Müslüman alimlerin birçok rivayet aktararak sadece İsrail kelimesine yüklenen İbranice “Tanrı ve İnsanlarla güreşip yenen” anlamına itiraz etmeleri çok tutarlı gözükmemektedir. Zira bu itiraz esasen İsrail lakabını, anlamı her ne olursa olsun meşrulaştırmaktadır.

Kur’an’da anlatılan Yakup soyunun kıssalarını kronolojik olarak anlamaya tabi tutarsak, bu soyun kendilerini Ben-i İsrail olarak adlandırmaları, Yusuf zamanında gelip yerleştikleri Mısır döneminde olmaktadır. Fakat Yusuf suresinde uzunca anlatılan Yakup oğulları kıssasında ne Yakup’a İsrail ne de oğullarına Ben-i İsrail denmemektedir.

Tevrat’a göre 430 yıl[10] süren Mısır dönemi hem İslami kaynaklarda hem de diğer kaynaklarda hakkında en az malumat bulunan dönemdir. Her türlü olayı en ince ayrıntısına kadar detaylandıran Tevrat bile bu dönemle ilgili olarak tek kelime etmemektedir. Oysa Yusuf ile başlayan Yakup oğullarının Mısır dönemi, çok büyük değişikliklerin olduğu ve bu değişikliklerin onların bundan sonraki hayatlarına bir daha çıkmamak üzere kalıcı izler yerleştirdiği dönemdir.

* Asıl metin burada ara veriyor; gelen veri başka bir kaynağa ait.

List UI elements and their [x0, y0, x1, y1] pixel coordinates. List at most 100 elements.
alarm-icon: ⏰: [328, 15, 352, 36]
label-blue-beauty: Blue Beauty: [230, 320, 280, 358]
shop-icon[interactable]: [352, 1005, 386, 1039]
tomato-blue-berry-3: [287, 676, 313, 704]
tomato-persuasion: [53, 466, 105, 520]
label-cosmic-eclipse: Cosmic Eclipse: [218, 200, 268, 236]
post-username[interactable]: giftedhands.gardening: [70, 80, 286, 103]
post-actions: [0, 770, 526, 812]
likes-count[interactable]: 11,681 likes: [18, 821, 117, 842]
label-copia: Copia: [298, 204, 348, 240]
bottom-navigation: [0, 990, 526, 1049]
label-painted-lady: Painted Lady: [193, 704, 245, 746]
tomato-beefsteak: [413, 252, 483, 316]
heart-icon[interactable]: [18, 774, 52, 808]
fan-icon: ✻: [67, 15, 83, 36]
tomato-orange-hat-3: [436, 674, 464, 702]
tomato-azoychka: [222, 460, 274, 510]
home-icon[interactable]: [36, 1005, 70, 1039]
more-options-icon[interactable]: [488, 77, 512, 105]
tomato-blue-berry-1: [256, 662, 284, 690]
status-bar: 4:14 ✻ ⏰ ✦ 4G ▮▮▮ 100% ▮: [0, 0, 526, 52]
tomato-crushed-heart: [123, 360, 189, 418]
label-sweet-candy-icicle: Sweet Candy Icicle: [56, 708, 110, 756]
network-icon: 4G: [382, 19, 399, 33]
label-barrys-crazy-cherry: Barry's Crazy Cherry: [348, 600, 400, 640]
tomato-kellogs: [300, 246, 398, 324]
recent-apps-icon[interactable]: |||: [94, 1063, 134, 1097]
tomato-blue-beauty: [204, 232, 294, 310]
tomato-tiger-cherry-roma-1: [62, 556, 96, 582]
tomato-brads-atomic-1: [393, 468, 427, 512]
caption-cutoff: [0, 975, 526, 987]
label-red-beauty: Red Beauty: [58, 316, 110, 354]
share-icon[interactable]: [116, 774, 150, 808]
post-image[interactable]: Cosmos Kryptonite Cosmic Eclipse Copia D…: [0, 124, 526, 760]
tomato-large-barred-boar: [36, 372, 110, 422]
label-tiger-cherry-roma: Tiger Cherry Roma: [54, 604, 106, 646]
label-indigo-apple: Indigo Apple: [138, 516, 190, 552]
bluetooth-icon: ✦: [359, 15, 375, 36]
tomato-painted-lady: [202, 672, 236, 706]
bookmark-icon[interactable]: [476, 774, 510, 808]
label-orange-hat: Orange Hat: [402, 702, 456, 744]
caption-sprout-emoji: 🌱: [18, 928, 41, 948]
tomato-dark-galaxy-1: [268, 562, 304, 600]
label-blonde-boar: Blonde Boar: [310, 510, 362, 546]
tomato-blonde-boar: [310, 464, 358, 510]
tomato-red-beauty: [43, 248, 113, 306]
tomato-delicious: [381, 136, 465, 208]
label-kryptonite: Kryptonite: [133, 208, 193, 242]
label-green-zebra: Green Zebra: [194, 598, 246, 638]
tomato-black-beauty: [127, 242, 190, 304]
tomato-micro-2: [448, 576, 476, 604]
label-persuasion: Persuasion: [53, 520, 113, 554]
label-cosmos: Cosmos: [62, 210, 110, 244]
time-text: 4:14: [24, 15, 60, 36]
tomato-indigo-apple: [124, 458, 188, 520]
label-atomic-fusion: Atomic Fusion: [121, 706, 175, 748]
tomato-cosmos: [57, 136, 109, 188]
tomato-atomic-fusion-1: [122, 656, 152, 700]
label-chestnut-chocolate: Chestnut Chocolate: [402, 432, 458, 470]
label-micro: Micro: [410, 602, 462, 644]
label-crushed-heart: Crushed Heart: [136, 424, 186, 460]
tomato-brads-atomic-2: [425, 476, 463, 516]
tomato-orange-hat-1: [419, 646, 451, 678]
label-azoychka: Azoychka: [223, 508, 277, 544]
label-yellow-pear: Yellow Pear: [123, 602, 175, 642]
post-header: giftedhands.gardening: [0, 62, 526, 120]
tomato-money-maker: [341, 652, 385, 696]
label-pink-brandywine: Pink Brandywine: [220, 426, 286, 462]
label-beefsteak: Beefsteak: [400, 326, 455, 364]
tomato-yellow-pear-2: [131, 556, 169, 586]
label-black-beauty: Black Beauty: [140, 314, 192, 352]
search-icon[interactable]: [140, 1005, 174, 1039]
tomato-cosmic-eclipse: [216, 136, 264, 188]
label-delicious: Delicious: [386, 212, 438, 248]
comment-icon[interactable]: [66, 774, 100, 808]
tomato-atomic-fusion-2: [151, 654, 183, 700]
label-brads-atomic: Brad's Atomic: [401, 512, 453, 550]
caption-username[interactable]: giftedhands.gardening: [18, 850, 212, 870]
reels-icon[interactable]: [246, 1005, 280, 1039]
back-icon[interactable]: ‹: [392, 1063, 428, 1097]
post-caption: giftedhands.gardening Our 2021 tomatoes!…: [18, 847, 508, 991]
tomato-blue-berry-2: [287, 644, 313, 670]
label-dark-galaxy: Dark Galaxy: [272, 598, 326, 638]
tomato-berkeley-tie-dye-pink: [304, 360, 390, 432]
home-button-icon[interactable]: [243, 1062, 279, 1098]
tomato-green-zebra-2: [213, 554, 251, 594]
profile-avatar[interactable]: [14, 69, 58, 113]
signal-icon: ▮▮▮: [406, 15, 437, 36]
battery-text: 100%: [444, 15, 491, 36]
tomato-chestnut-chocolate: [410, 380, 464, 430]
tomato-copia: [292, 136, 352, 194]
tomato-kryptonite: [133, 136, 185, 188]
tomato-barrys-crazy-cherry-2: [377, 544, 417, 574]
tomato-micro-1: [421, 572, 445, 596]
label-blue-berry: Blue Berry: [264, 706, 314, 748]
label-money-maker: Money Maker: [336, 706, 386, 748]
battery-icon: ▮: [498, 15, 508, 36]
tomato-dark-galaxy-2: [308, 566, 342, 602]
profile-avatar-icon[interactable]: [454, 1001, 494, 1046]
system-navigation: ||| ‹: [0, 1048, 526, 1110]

Yakup oğulları Mısır’a geldiklerinde çok büyük avantajlara sahiptiler. En başta, biri babaları diğeri kardeşleri olmak üzere ailelerinde iki Allah resulü vardı. Bunun yanında resul olan kardeşleri Yusuf, koca bir ülkeyi mahvedecek kıtlığı başarıyla aşmanın getirdiği prestijle yabancı oldukları Mısır’a hazine bakanı olmuştu. Yakup oğulları her açıdan o gün yeryüzünde yaşayan tüm insanlardan daha çok, Allah’ın iltifatını görmüşlerdir.

وَوَهَبْنَا لَهُ إِسْحَاقَ وَيَعْقُوبَ وَجَعَلْنَا فِي ذُرِّيَّتِهِ النُّبُوَّةَ وَالْكِتَابَ وَآتَيْنَاهُ أَجْرَهُ فِي الدُّنْيَا ۖ وَإِنَّهُ فِي الْآخِرَةِ لَمِنَ الصَّالِحِينَ
Ankebut 29 / 27

İbrahim’e İshak’ı ve Yakub’u bağışladık. Soyundan gelenlere nebîlik ve kitap verdik. Böylece onu Dünya’da ödüllendirmiş olduk. O Ahirette de iyilerden olacaktır. 

İki resul ve biri diğerini tasdik eden iki kitap ve hazine bakanı bir kardeşle Mısır’a yerleşen Yakup oğulları, geçen zaman içinde babaları ve kardeşlerinin kendilerine bıraktığı vahiyden uzaklaşmış, uymaya söz verdikleri halde[11] Allah’ın dinden başka bir din oluşturmuşlar, Allah’ın atalarına verdiği Yakup ismini İsrail lakabıyla değiştirmişler, özgürlüklerini kaybedip köleleşmişlerdir.

Yüce Allah Yakup’tan sonra gönderdiği tüm resulleri onun 12 oğlunun soyundan gelenler arasından seçmiştir[12]. Bu soyun başından geçen her olayı, geçirdikleri her değişimi doğru anlamak, aslında Allah’ın seçtiği resulleri anlamaktır. Bunu doğru bir şekilde yapmanın tek yolu; Kur’an’da anlatılan İsrail oğulları kıssalarını Kur’an bütünlüğü içinde anlayıp, İsrailiyatın tahrip edici yönlendirmesinden kurtulmaktan geçmektedir.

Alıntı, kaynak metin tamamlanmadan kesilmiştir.